Just to add to the previous answer. You should be aware that while the C# language and the C# compiler are separate from .Net framework, they still depend on it.

For example, the C# 5 has await/async language feature, but you can't use it with the .Net 4, at least not without some extra actions and nuget packages.

On the other hand, you still can use the nameof or null propagation features of C# 6 with the .Net 4.0 because they are implemented purely by compiler


One way to tell the language version the compiler support is csc -langversion:?

and get response like

Supported language versions:
9.0 (default)

To indicate to Visual Studio which language version to use there's a compiler option called /langversion
You can find more about it here.
It can be set programmatically too, as stated here.
The compiler can compile in different versions of the language, the language version is not directly related to that of the framework, but often to use a language feature there's a minimum framework for which it can work.
Just few minutes ago I have compiled in VS 2015 a dll which uses the string interpolation of c# 6.0

var version = 4;
var output = $"{version}";

and has the framework 4.0 as target.

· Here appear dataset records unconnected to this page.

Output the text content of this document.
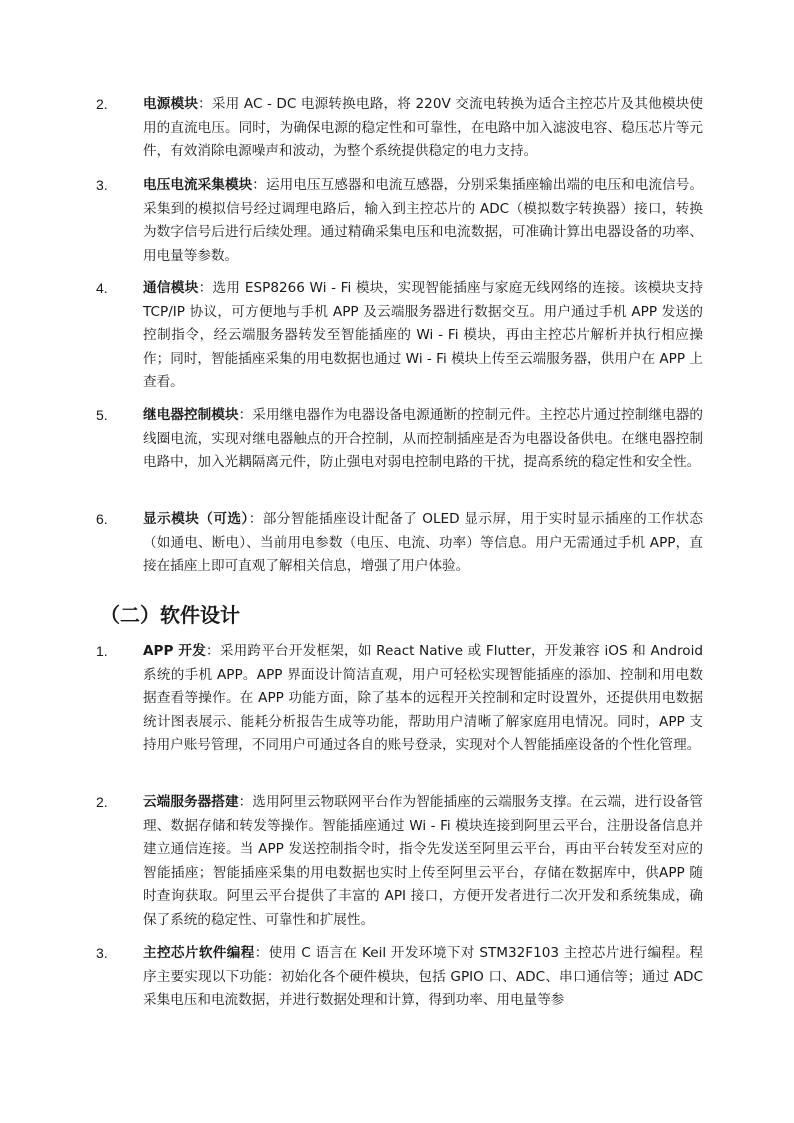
2.	电源模块：采用 AC - DC 电源转换电路，将 220V 交流电转换为适合主控芯片及其他模块使用的直流电压。同时，为确保电源的稳定性和可靠性，在电路中加入滤波电容、稳压芯片等元件，有效消除电源噪声和波动，为整个系统提供稳定的电力支持。
3.	电压电流采集模块：运用电压互感器和电流互感器，分别采集插座输出端的电压和电流信号。采集到的模拟信号经过调理电路后，输入到主控芯片的 ADC（模拟数字转换器）接口，转换为数字信号后进行后续处理。通过精确采集电压和电流数据，可准确计算出电器设备的功率、用电量等参数。
4.	通信模块：选用 ESP8266 Wi - Fi 模块，实现智能插座与家庭无线网络的连接。该模块支持 TCP/IP 协议，可方便地与手机 APP 及云端服务器进行数据交互。用户通过手机 APP 发送的控制指令，经云端服务器转发至智能插座的 Wi - Fi 模块，再由主控芯片解析并执行相应操作；同时，智能插座采集的用电数据也通过 Wi - Fi 模块上传至云端服务器，供用户在 APP 上查看。
5.	继电器控制模块：采用继电器作为电器设备电源通断的控制元件。主控芯片通过控制继电器的线圈电流，实现对继电器触点的开合控制，从而控制插座是否为电器设备供电。在继电器控制电路中，加入光耦隔离元件，防止强电对弱电控制电路的干扰，提高系统的稳定性和安全性。
6.	显示模块（可选）：部分智能插座设计配备了 OLED 显示屏，用于实时显示插座的工作状态（如通电、断电）、当前用电参数（电压、电流、功率）等信息。用户无需通过手机 APP，直接在插座上即可直观了解相关信息，增强了用户体验。
（二）软件设计
1.	APP 开发：采用跨平台开发框架，如 React Native 或 Flutter，开发兼容 iOS 和 Android 系统的手机 APP。APP 界面设计简洁直观，用户可轻松实现智能插座的添加、控制和用电数据查看等操作。在 APP 功能方面，除了基本的远程开关控制和定时设置外，还提供用电数据统计图表展示、能耗分析报告生成等功能，帮助用户清晰了解家庭用电情况。同时，APP 支持用户账号管理，不同用户可通过各自的账号登录，实现对个人智能插座设备的个性化管理。
2.	云端服务器搭建：选用阿里云物联网平台作为智能插座的云端服务支撑。在云端，进行设备管理、数据存储和转发等操作。智能插座通过 Wi - Fi 模块连接到阿里云平台，注册设备信息并建立通信连接。当 APP 发送控制指令时，指令先发送至阿里云平台，再由平台转发至对应的智能插座；智能插座采集的用电数据也实时上传至阿里云平台，存储在数据库中，供APP 随时查询获取。阿里云平台提供了丰富的 API 接口，方便开发者进行二次开发和系统集成，确保了系统的稳定性、可靠性和扩展性。
3.	主控芯片软件编程：使用 C 语言在 Keil 开发环境下对 STM32F103 主控芯片进行编程。程序主要实现以下功能：初始化各个硬件模块，包括 GPIO 口、ADC、串口通信等；通过 ADC 采集电压和电流数据，并进行数据处理和计算，得到功率、用电量等参
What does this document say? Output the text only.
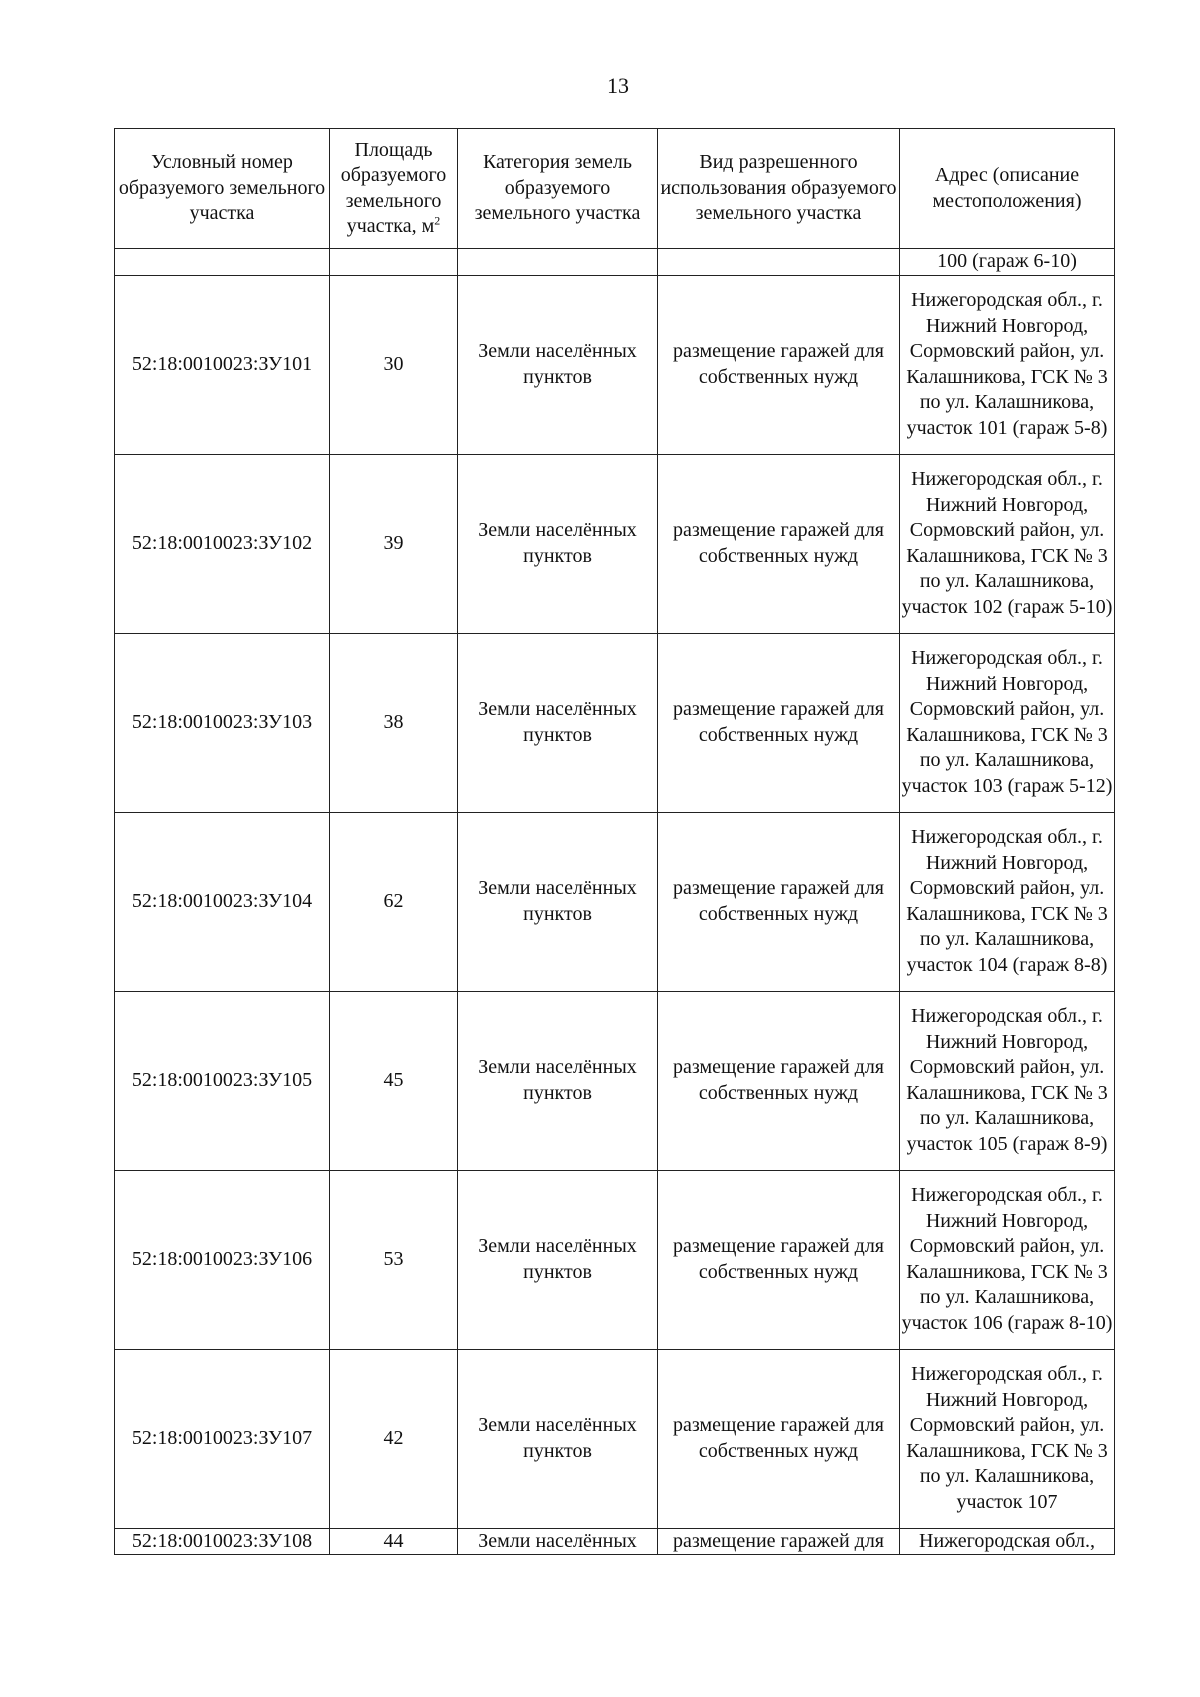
13
Условный номер образуемого земельного участка	Площадь образуемого земельного участка, $м^2$	Категория земель образуемого земельного участка	Вид разрешенного использования образуемого земельного участка	Адрес (описание местоположения)
				100 (гараж 6-10)
52:18:0010023:ЗУ101	30	Земли населённых пунктов	размещение гаражей для собственных нужд	Нижегородская обл., г. Нижний Новгород, Сормовский район, ул. Калашникова, ГСК № 3 по ул. Калашникова, участок 101 (гараж 5-8)
52:18:0010023:ЗУ102	39	Земли населённых пунктов	размещение гаражей для собственных нужд	Нижегородская обл., г. Нижний Новгород, Сормовский район, ул. Калашникова, ГСК № 3 по ул. Калашникова, участок 102 (гараж 5-10)
52:18:0010023:ЗУ103	38	Земли населённых пунктов	размещение гаражей для собственных нужд	Нижегородская обл., г. Нижний Новгород, Сормовский район, ул. Калашникова, ГСК № 3 по ул. Калашникова, участок 103 (гараж 5-12)
52:18:0010023:ЗУ104	62	Земли населённых пунктов	размещение гаражей для собственных нужд	Нижегородская обл., г. Нижний Новгород, Сормовский район, ул. Калашникова, ГСК № 3 по ул. Калашникова, участок 104 (гараж 8-8)
52:18:0010023:ЗУ105	45	Земли населённых пунктов	размещение гаражей для собственных нужд	Нижегородская обл., г. Нижний Новгород, Сормовский район, ул. Калашникова, ГСК № 3 по ул. Калашникова, участок 105 (гараж 8-9)
52:18:0010023:ЗУ106	53	Земли населённых пунктов	размещение гаражей для собственных нужд	Нижегородская обл., г. Нижний Новгород, Сормовский район, ул. Калашникова, ГСК № 3 по ул. Калашникова, участок 106 (гараж 8-10)
52:18:0010023:ЗУ107	42	Земли населённых пунктов	размещение гаражей для собственных нужд	Нижегородская обл., г. Нижний Новгород, Сормовский район, ул. Калашникова, ГСК № 3 по ул. Калашникова, участок 107
52:18:0010023:ЗУ108	44	Земли населённых	размещение гаражей для	Нижегородская обл.,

It compiles and works fine. This post explains versions entanglement, but only for older c# versions.

  • The langversion switch doesn't change the actual language version (contrary to what the name implies). It simply causes usages of certain features to result in compile time errors. There are many changes between C# versions besides just adding new features, and as a result code compiled on a C# 7 compiler with the langversion switch set to 3.0 will behave differently than code compiled on a C# 3.0 compiler.